Datangnya pesawat amfibi Rusia yang disewa Pemerintah Indonesia untuk memadamkan kebakaran hutan bisa dipandang dari dua sisi. Pertama, mungkin pemerintah malu disebut tidak becus menangani asap oleh negara tetangga atau memang pemerintah benar-benar berkomitmen kuat memerangi asap. Pandangan pertama seakan mendapat pembenaran karena pemerintah baru kalang kabut setelah negara tetangga protes, padahal sebelumnya tenang-tenang saja meskipun rakyatnya sudah “sesak nafas” karena asap. Lebih parah lagi, proses pemadaman dengan pesawat sewaan ini baru dilaksanakan di saat mulai memasuki musim hujan. Kenapa tidak dari awal?
Tentu saja, menyewa pesawat pemadam saja tidak cukup untuk mengatasi permasalahan asap ini secara menyeluruh. Persoalan asap tidak hanya berhenti pada padamnya api saja, namun juga terkait dengan tidak tegaknya hukum dalam usaha menyeret penjahat-penjahat lingkungan ke muka pengadilan. Mereka yang membabat hutan secara rakus dan menjadikannya lahan alang-alang yang mudah terbakar atau mereka yang membakar lahan untuk perkebunan dengan alasan efisiensi, tidak pernah diseret ke muka pengadilan apalagi dihukum berat.
Rentetan bencana yang melanda negara ini, khususnya Kalimantan, ternyata tidak melulu faktor alam yang menjadi penyebabnya. Banyak bencana yang justru semakin meningkat intensitas maupun sebarannya karena adanya intervensi (baca : perusakan) alam oleh manusia. Ambil contoh bencana yang terjadi di Kalsel yang berkaitan dengan hidrologi, yaitu banjir pertengahan tahun ini, pendangkalan muara Sungai Barito, kekeringan dan kesulitan air bersih. Semua bencana di atas sebenarnya disebabkan adanya ketimpangan dalam siklus hidrologi. Siklus ini merupakan rangkaian proses perjalanan air mulai daratan menuju laut kemudian ke atmosfer melalui evaporasi dan akhirnya kembali lagi ke daratan sebagai hujan. Sebagian air hujan akan meresap ke dalam tanah (infiltrasi) dan sebagian lagi akan mengalir di permukaan (run off) menuju daerah yang lebih rendah melalui sungai. Jika terjadi perubahan fungsi lahan seperti misalnya dari hutan lebat menjadi padang alang-alang, maka saat terjadi hujan yang akan terjadi adalah jumlah run off menjadi jauh lebih besar dibandingkan infiltrasi. Akibatnya permukaan sungai akan meluap, terjadilah banjir.

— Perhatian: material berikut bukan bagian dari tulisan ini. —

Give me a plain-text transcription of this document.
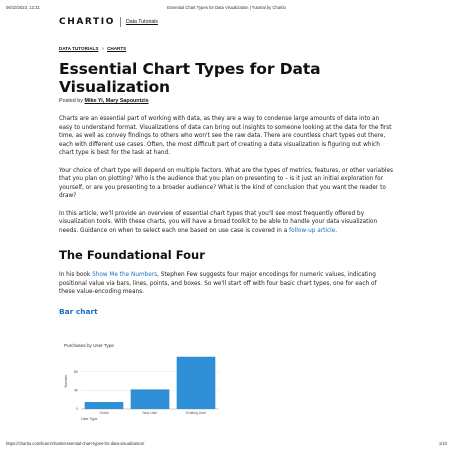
06/10/2023, 12:31	Essential Chart Types for Data Visualization | Tutorial by Chartio
CHARTIO	Data Tutorials
DATA TUTORIALS > CHARTS
Essential Chart Types for Data Visualization
Posted by Mike Yi, Mary Sapountzis

Charts are an essential part of working with data, as they are a way to condense large amounts of data into an easy to understand format. Visualizations of data can bring out insights to someone looking at the data for the first time, as well as convey findings to others who won't see the raw data. There are countless chart types out there, each with different use cases. Often, the most difficult part of creating a data visualization is figuring out which chart type is best for the task at hand.

Your choice of chart type will depend on multiple factors. What are the types of metrics, features, or other variables that you plan on plotting? Who is the audience that you plan on presenting to – is it just an initial exploration for yourself, or are you presenting to a broader audience? What is the kind of conclusion that you want the reader to draw?

In this article, we'll provide an overview of essential chart types that you'll see most frequently offered by visualization tools. With these charts, you will have a broad toolkit to be able to handle your data visualization needs. Guidance on when to select each one based on use case is covered in a follow-up article.

The Foundational Four

In his book Show Me the Numbers, Stephen Few suggests four major encodings for numeric values, indicating positional value via bars, lines, points, and boxes. So we'll start off with four basic chart types, one for each of these value-encoding means.

Bar chart
Purchases by User Type
0
4K
8K
Guest	New User	Existing User
Number
User Type
https://chartio.com/learn/charts/essential-chart-types-for-data-visualization/	1/10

Sementara, saat memasuki musim kemarau, air hujan yang tersimpan melalui proses infiltrasi tidak terlalu banyak, sehingga suplai air ke sungai-sungai menjadi sangat kecil, akibatnya debit air sungai berkurang drastis. Sungai yang memiliki perbedaan debit yang sangat kontras antara musim penghujan dan kemarau menunjukkan bahwa telah Daerah Aliran Sungai (DAS) nya telah kritis atau rusak. Fenomena pendangkalan di muara Sungai Barito sebenarnya merupakan pertanda tidak sehatnya DAS Sungai Barito karena menunjukkan tingkat erosi yang tinggi di bagian hulunya. Rusaknya DAS bisa disebabkan banyak faktor, namun utamanya adalah faktor manusia yang mengekspolitasi sumberdaya di dalam wilayah DAS, baik sektor kehutanan, pertambangan maupun pertanian dan perkebunan.
Dampak kekeringan terparah adalah semakin sulitnya masyarakat mengakses air bersih. Air merupakan komponen vital dalam kehidupan manusia sehingga apapun akan dilakukan untuk mendapatkannya. Di negara ini, hampir 100 juta orang belum mendapatkan pelayanan air minum yang layak. Buruknya akses untuk mendapatkan sumber-sumber air merupakan kendala terbesar dalam mengurangi kemiskinan. Bagaimana tidak, jika air sulit diperoleh, maka air akan menjadi barang berharga yang bernilai ekonomi. Artinya, untuk mendapatkannya masyarakat harus merogoh koceknya yang tidak tebal. Padahal, beban hidup sehari-hari sudah cukup mencekik. Belum lagi masyarakat harus mengorbankan tenaga dan waktunya untuk mengantri air bersih.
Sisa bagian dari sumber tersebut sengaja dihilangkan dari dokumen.